The answer, according to Dara Horn, is not simply that American Jews don’t care. She writes:
The reason American Jews don’t learn Hebrew is because they think they can’t. And I understand why. For much of my life, Hebrew scared me. This became rather inconvenient while I was pursuing graduate studies in Hebrew literature. But I had reasons to be scared. . . .
You see, I already knew that I could never actually learn Hebrew—real Hebrew, fluent Hebrew, Hebrew where you could understand Israeli TV—simply because only three kinds of American Jews were allowed to learn Hebrew, and I wasn’t any of them.
First, I wasn’t Orthodox. No one was sending me to a gap-year yeshiva; no one I knew threw around Hebrew phrases; no one I knew went on aliyah.

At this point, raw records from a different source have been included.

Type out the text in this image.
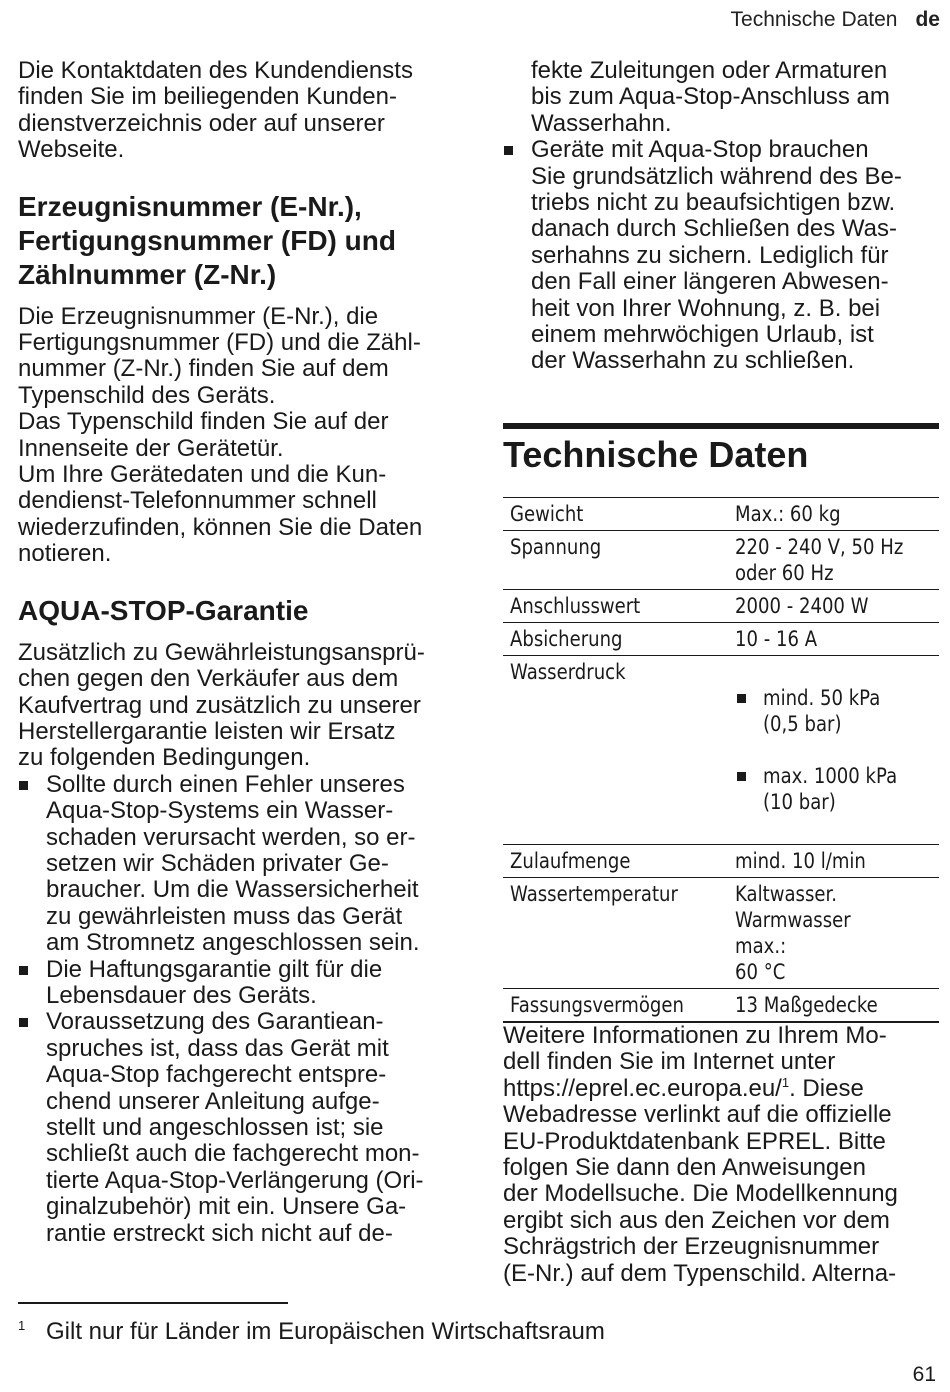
Technische Daten de

Die Kontaktdaten des Kundendiensts
finden Sie im beiliegenden Kunden-
dienstverzeichnis oder auf unserer
Webseite.

Erzeugnisnummer (E-Nr.),
Fertigungsnummer (FD) und
Zählnummer (Z-Nr.)

Die Erzeugnisnummer (E-Nr.), die
Fertigungsnummer (FD) und die Zähl-
nummer (Z-Nr.) finden Sie auf dem
Typenschild des Geräts.
Das Typenschild finden Sie auf der
Innenseite der Gerätetür.
Um Ihre Gerätedaten und die Kun-
dendienst-Telefonnummer schnell
wiederzufinden, können Sie die Daten
notieren.

AQUA-STOP-Garantie

Zusätzlich zu Gewährleistungsansprü-
chen gegen den Verkäufer aus dem
Kaufvertrag und zusätzlich zu unserer
Herstellergarantie leisten wir Ersatz
zu folgenden Bedingungen.

Sollte durch einen Fehler unseres
Aqua-Stop-Systems ein Wasser-
schaden verursacht werden, so er-
setzen wir Schäden privater Ge-
braucher. Um die Wassersicherheit
zu gewährleisten muss das Gerät
am Stromnetz angeschlossen sein.
Die Haftungsgarantie gilt für die
Lebensdauer des Geräts.
Voraussetzung des Garantiean-
spruches ist, dass das Gerät mit
Aqua-Stop fachgerecht entspre-
chend unserer Anleitung aufge-
stellt und angeschlossen ist; sie
schließt auch die fachgerecht mon-
tierte Aqua-Stop-Verlängerung (Ori-
ginalzubehör) mit ein. Unsere Ga-
rantie erstreckt sich nicht auf de-
fekte Zuleitungen oder Armaturen
bis zum Aqua-Stop-Anschluss am
Wasserhahn.
Geräte mit Aqua-Stop brauchen
Sie grundsätzlich während des Be-
triebs nicht zu beaufsichtigen bzw.
danach durch Schließen des Was-
serhahns zu sichern. Lediglich für
den Fall einer längeren Abwesen-
heit von Ihrer Wohnung, z. B. bei
einem mehrwöchigen Urlaub, ist
der Wasserhahn zu schließen.
Technische Daten
Gewicht	Max.: 60 kg
Spannung	220 - 240 V, 50 Hz
oder 60 Hz
Anschlusswert	2000 - 2400 W
Absicherung	10 - 16 A
Wasserdruck	mind. 50 kPa
(0,5 bar)

max. 1000 kPa
(10 bar)

Zulaufmenge	mind. 10 l/min
Wassertemperatur	Kaltwasser.
Warmwasser max.:
60 °C
Fassungsvermögen	13 Maßgedecke

Weitere Informationen zu Ihrem Mo-
dell finden Sie im Internet unter
https://eprel.ec.europa.eu/$^1$. Diese
Webadresse verlinkt auf die offizielle
EU-Produktdatenbank EPREL. Bitte
folgen Sie dann den Anweisungen
der Modellsuche. Die Modellkennung
ergibt sich aus den Zeichen vor dem
Schrägstrich der Erzeugnisnummer
(E-Nr.) auf dem Typenschild. Alterna-

1 Gilt nur für Länder im Europäischen Wirtschaftsraum
61
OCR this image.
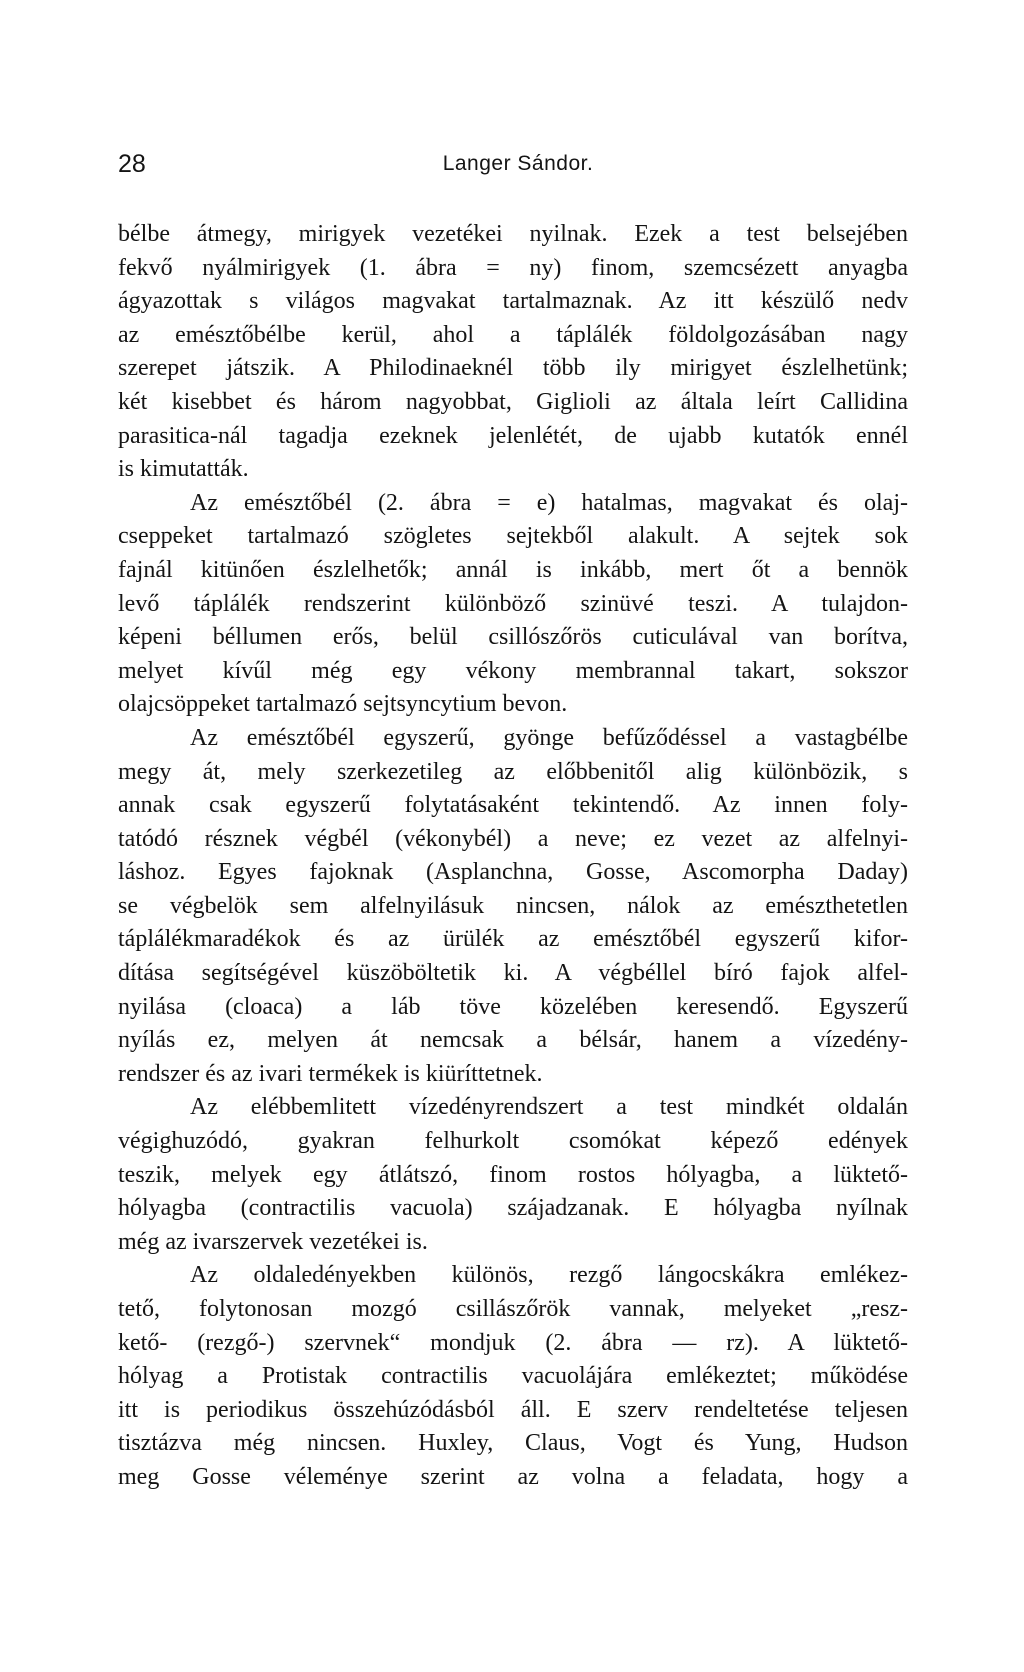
28	Langer Sándor.
bélbe átmegy, mirigyek vezetékei nyilnak. Ezek a test belsejében
fekvő nyálmirigyek (1. ábra = ny) finom, szemcsézett anyagba
ágyazottak s világos magvakat tartalmaznak. Az itt készülő nedv
az emésztőbélbe kerül, ahol a táplálék földolgozásában nagy
szerepet játszik. A Philodinaeknél több ily mirigyet észlelhetünk;
két kisebbet és három nagyobbat, Giglioli az általa leírt Callidina
parasitica-nál tagadja ezeknek jelenlétét, de ujabb kutatók ennél
is kimutatták.
Az emésztőbél (2. ábra = e) hatalmas, magvakat és olaj-
cseppeket tartalmazó szögletes sejtekből alakult. A sejtek sok
fajnál kitünően észlelhetők; annál is inkább, mert őt a bennök
levő táplálék rendszerint különböző szinüvé teszi. A tulajdon-
képeni béllumen erős, belül csillószőrös cuticulával van borítva,
melyet kívűl még egy vékony membrannal takart, sokszor
olajcsöppeket tartalmazó sejtsyncytium bevon.
Az emésztőbél egyszerű, gyönge befűződéssel a vastagbélbe
megy át, mely szerkezetileg az előbbenitől alig különbözik, s
annak csak egyszerű folytatásaként tekintendő. Az innen foly-
tatódó résznek végbél (vékonybél) a neve; ez vezet az alfelnyi-
láshoz. Egyes fajoknak (Asplanchna, Gosse, Ascomorpha Daday)
se végbelök sem alfelnyilásuk nincsen, nálok az emészthetetlen
táplálékmaradékok és az ürülék az emésztőbél egyszerű kifor-
dítása segítségével küszöböltetik ki. A végbéllel bíró fajok alfel-
nyilása (cloaca) a láb töve közelében keresendő. Egyszerű
nyílás ez, melyen át nemcsak a bélsár, hanem a vízedény-
rendszer és az ivari termékek is kiüríttetnek.
Az elébbemlitett vízedényrendszert a test mindkét oldalán
végighuzódó, gyakran felhurkolt csomókat képező edények
teszik, melyek egy átlátszó, finom rostos hólyagba, a lüktető-
hólyagba (contractilis vacuola) szájadzanak. E hólyagba nyílnak
még az ivarszervek vezetékei is.
Az oldaledényekben különös, rezgő lángocskákra emlékez-
tető, folytonosan mozgó csillászőrök vannak, melyeket „resz-
kető- (rezgő-) szervnek“ mondjuk (2. ábra — rz). A lüktető-
hólyag a Protistak contractilis vacuolájára emlékeztet; működése
itt is periodikus összehúzódásból áll. E szerv rendeltetése teljesen
tisztázva még nincsen. Huxley, Claus, Vogt és Yung, Hudson
meg Gosse véleménye szerint az volna a feladata, hogy a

Second, I never lived in Israel and had no relatives there. . . . And third, I never went to a Jewish school. . . .
It is now very unclear to me why more American Jews do not learn Hebrew. The excuses about assimilation and so forth do not explain why already-committed Jews do not learn Hebrew better, or why we are letting supposed impossibilities stand in our way. And now is exactly the moment when a massive initiative encouraging Diaspora Jews to learn Hebrew might actually work. With Israel’s high-tech energy, and with the Israeli government’s eagerness to draw in Diaspora Jews, shouldn’t there be an app for that?